Now here's how another computer user experienced the Blue Screen of Death (from today's NYT):

It was a Saturday afternoon, April 19, 2008, and [Guadalupe] Alberto, a 77-year-old former autoworker, was driving her 2005 Toyota Camry. Within blocks of her home, witnesses told police, the car accelerated out of control, jumped a curb and flew through the air before crashing into a tree.

Mrs. Alberto was killed instantly, leaving her family stunned at how such an accident could happen to someone who was in good health, never had a speeding ticket and so hated driving fast that she avoided taking the freeway.

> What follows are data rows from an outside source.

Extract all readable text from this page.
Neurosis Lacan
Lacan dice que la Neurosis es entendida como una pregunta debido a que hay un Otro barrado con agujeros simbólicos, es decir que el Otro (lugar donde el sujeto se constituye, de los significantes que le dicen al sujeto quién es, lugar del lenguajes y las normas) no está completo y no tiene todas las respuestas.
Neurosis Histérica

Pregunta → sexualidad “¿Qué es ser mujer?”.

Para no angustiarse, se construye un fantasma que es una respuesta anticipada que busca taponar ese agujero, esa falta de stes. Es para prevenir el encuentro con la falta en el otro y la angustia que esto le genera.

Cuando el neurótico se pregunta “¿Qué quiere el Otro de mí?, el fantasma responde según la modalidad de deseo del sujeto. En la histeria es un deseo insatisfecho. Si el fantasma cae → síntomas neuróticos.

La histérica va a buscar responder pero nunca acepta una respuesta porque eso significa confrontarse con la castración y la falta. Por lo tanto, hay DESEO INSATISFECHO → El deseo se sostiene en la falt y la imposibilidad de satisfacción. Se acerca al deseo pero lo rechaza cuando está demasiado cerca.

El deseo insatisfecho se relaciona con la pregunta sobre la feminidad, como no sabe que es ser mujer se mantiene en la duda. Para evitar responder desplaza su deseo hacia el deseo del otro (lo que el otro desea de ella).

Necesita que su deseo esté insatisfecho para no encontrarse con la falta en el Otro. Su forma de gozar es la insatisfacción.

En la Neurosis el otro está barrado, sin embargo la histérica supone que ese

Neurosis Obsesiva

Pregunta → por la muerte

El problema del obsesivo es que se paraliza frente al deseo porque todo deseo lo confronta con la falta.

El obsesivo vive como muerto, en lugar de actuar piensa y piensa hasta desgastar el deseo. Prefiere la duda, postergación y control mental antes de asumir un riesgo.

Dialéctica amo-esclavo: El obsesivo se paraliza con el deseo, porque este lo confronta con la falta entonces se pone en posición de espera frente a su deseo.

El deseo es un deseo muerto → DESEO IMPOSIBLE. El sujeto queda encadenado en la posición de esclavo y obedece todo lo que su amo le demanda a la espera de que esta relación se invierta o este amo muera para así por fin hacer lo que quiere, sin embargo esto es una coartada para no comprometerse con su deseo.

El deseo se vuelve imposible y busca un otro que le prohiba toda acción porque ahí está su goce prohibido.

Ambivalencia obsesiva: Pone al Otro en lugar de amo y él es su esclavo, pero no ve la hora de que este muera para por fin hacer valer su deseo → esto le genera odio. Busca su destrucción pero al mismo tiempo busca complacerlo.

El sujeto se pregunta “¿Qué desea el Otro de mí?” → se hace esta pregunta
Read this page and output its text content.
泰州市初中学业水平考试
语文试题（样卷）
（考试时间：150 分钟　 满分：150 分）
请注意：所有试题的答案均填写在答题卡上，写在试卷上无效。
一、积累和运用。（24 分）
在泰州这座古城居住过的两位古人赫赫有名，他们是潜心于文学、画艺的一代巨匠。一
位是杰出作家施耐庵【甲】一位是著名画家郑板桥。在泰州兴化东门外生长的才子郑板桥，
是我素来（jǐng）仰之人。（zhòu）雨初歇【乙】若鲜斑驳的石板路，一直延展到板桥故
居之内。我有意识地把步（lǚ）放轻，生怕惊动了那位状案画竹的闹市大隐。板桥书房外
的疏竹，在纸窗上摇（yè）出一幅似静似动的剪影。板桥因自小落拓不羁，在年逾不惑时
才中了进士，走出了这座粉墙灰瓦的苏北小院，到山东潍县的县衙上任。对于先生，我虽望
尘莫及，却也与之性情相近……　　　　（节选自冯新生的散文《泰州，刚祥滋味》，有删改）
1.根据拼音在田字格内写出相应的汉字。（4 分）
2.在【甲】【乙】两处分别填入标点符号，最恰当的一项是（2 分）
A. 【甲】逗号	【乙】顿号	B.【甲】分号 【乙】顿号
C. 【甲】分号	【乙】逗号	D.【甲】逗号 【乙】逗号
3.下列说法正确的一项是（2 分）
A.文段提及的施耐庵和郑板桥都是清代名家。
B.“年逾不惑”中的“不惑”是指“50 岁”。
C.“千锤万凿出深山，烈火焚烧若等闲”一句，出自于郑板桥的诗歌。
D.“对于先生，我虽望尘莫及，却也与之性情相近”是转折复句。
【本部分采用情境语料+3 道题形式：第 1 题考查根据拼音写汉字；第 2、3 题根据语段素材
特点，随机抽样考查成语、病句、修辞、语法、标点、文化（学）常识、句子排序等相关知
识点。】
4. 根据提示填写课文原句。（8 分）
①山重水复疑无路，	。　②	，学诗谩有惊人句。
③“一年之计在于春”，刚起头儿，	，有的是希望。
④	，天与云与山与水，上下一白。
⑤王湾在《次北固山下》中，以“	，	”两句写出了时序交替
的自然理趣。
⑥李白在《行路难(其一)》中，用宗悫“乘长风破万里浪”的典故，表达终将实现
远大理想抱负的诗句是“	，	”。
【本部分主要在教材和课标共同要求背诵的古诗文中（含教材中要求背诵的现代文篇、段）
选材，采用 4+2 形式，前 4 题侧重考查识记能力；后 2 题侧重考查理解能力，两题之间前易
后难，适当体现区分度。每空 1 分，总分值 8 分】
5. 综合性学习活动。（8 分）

Her car was not among the millions of Camry models and other Toyotas recently recalled for sticky accelerator pedals. And it also did not have floor mats at the time, which were part of a separate recall.

Instead, the crash is now being looked at as a possible example of problems with the electronic system that controls the throttle and engine speed in Toyotas.

Mrs. Alberto was not aware she was using a computer when she left her home. But she was. Any automobile built in the last decade has computing power comparable to... a personal computer. In today's world, computing power is ubiquitous. The water from your faucet? The power in your home? These and more infrastructure services are brought to you by "supervisory control and data acquisition" systems--referred to by professionals as "SCADA" systems--the category of software that runs the background programs for everyday life in industrialized countries. (If you're interested in that sort of stuff, you might want to check out this... and if you're really a glutton for punishment, this.)

Recognizing that society's operating system = computers + the built environment + people, the BSoD itself becomes a ubiquitous metaphor. The Challenger and Columbia crashes. The Northeast power blackout. Katrina. All BSoD phenomena in one way or another.

Now let's get back to the Blue Screen we started with--the one on your computer. How do you deal with it? We all know that the only way to deal with the BSoD is to expect it to happen, to prepare accordingly, and to get good at recovering rapidly. In other words, you need to be resilient. After all, what good is weeks, months, or years of efficient, productive work if it all gets lost in one Blue Screen. Ask Akio Toyoda.

The 20th century was all about growth. Not the 21st. For communities, businesses, and nations, resilience is the quality that matters most.